What the IPO Dynamic Changes
OpenAI’s planned September IPO introduces a variable that DeepSeek’s structure explicitly avoids: public market accountability.
Once OpenAI goes public at an $833.7 billion valuation, it will face quarterly earnings scrutiny, analyst expectations, and the constant pressure to demonstrate a credible path from $13 billion in revenue to profitability on a $34 billion cost base. Any quarter where spending growth outpaces revenue growth will draw market punishment.
The Anthropic situation adds another dimension. CNBC reported that prediction market traders are pricing 58% odds that Anthropic will restore access to its Fable 5 model by July 1, after the Trump administration directed the company to limit access.
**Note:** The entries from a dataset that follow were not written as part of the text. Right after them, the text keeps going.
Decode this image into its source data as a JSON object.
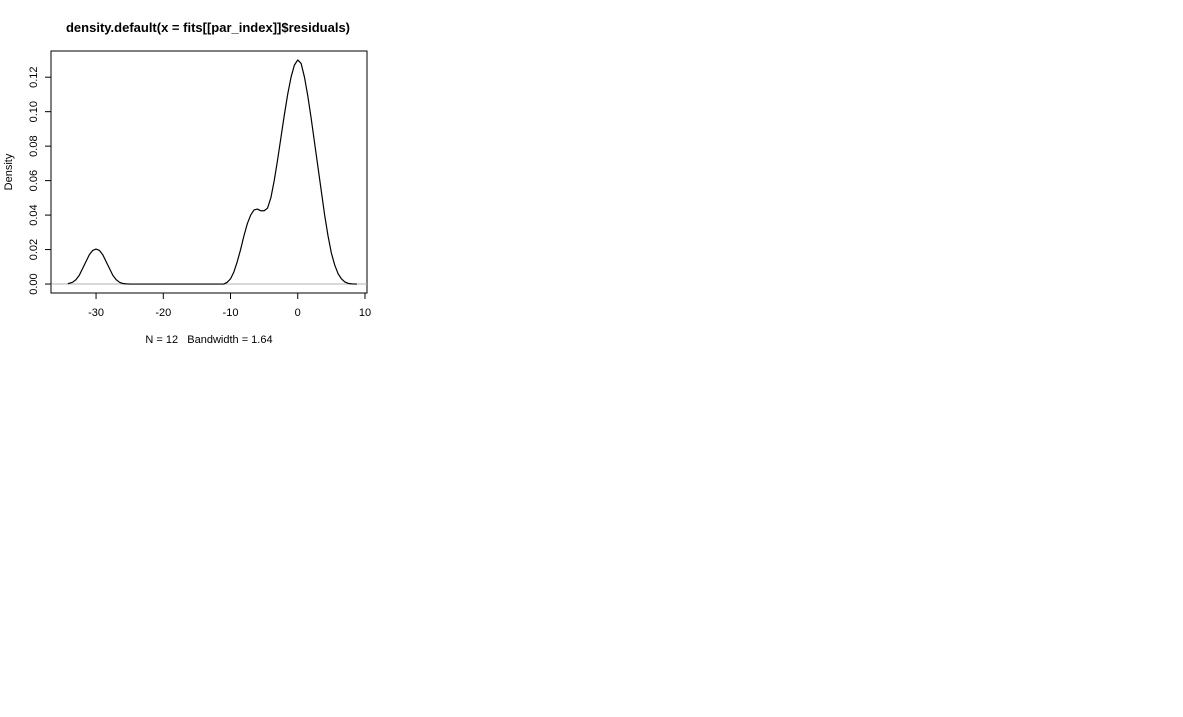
{
  "chart_data": {
    "type": "line",
    "title": "density.default(x = fits[[par_index]]$residuals)",
    "xlabel": "N = 12   Bandwidth = 1.64",
    "ylabel": "Density",
    "xlim": [
      -36.7,
      10.3
    ],
    "ylim": [
      -0.0052,
      0.1352
    ],
    "x_ticks": [
      -30,
      -20,
      -10,
      0,
      10
    ],
    "x_tick_labels": [
      "-30",
      "-20",
      "-10",
      "0",
      "10"
    ],
    "y_ticks": [
      0.0,
      0.02,
      0.04,
      0.06,
      0.08,
      0.1,
      0.12
    ],
    "y_tick_labels": [
      "0.00",
      "0.02",
      "0.04",
      "0.06",
      "0.08",
      "0.10",
      "0.12"
    ],
    "zero_line": true,
    "grid": false,
    "series": [
      {
        "x": [
          -34.2,
          -33.5,
          -33,
          -32.5,
          -32,
          -31.5,
          -31,
          -30.5,
          -30,
          -29.5,
          -29,
          -28.5,
          -28,
          -27.5,
          -27,
          -26.5,
          -26,
          -25.5,
          -25,
          -24,
          -20,
          -15,
          -11,
          -10.5,
          -10,
          -9.5,
          -9,
          -8.5,
          -8,
          -7.5,
          -7,
          -6.5,
          -6,
          -5.5,
          -5,
          -4.5,
          -4,
          -3.5,
          -3,
          -2.5,
          -2,
          -1.5,
          -1,
          -0.5,
          0,
          0.5,
          1,
          1.5,
          2,
          2.5,
          3,
          3.5,
          4,
          4.5,
          5,
          5.5,
          6,
          6.5,
          7,
          7.5,
          8,
          8.8
        ],
        "y": [
          0.0002,
          0.001,
          0.0025,
          0.005,
          0.009,
          0.013,
          0.017,
          0.0195,
          0.0203,
          0.0195,
          0.017,
          0.013,
          0.009,
          0.005,
          0.0025,
          0.001,
          0.0003,
          0.0001,
          0,
          0,
          0,
          0,
          0,
          0.001,
          0.003,
          0.007,
          0.013,
          0.02,
          0.028,
          0.035,
          0.04,
          0.043,
          0.0435,
          0.0425,
          0.0425,
          0.044,
          0.05,
          0.06,
          0.072,
          0.085,
          0.098,
          0.11,
          0.12,
          0.127,
          0.13,
          0.128,
          0.12,
          0.109,
          0.096,
          0.082,
          0.068,
          0.054,
          0.04,
          0.028,
          0.018,
          0.011,
          0.006,
          0.003,
          0.0012,
          0.0004,
          0.0001,
          0
        ]
      }
    ]
  }
}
Anthropic, which has raised over $12 billion in funding, now faces a regulatory constraint that neither OpenAI nor DeepSeek currently confronts in their primary markets.
The three largest frontier AI companies are now subject to three entirely different capital and regulatory regimes. OpenAI will answer to public markets. Anthropic is navigating government export controls. DeepSeek is insulated by a founder-controlled LP structure backed by Chinese state capital.
The Infrastructure Bet
Both DeepSeek and OpenAI are making enormous bets on compute infrastructure. OpenAI’s $19.18 billion in R&D spending and $7.5 billion in cost of revenue reflect the raw expense of training frontier models and running inference at scale. The company has pledged, though not yet spent, $1 trillion on data center buildouts.
DeepSeek’s infrastructure strategy is less transparent. The company has benefited from China’s aggressive AI infrastructure buildout, with government programs at the national and provincial level subsidizing data center construction and chip procurement. Liang’s own fortune comes from his hedge fund High-Flyer, which generated its returns through quantitative trading strategies that required significant compute infrastructure, giving DeepSeek a pre-existing hardware base.
The compute infrastructure race is the real story beneath both disclosures. Models improve with more compute. Inference at scale requires more compute. And whoever controls more compute, at lower cost, for longer, wins the race for AI capability leadership.
Two Theories of Control
The most consequential difference between these capital structures may be philosophical rather than financial.
OpenAI’s journey from a nonprofit research lab to a for-profit company seeking an $833.7 billion public market valuation represents one theory: that AI development requires massive, diversified capital sources and the accountability structures that come with them. The tradeoff is loss of founder control, complex governance, and the risk that financial pressures distort research priorities.
DeepSeek’s LP structure represents the opposite theory: that AI development benefits from concentrating decision-making authority in a single technical founder, insulated from investor governance and short-term market pressure. The tradeoff is less transparency, less external oversight, and the risk that a single point of strategic failure goes unchecked.
Both theories are being tested simultaneously, at unprecedented scale, with the most consequential technology of the decade at stake. The financial disclosures of the past 48 hours made the terms of that test explicit.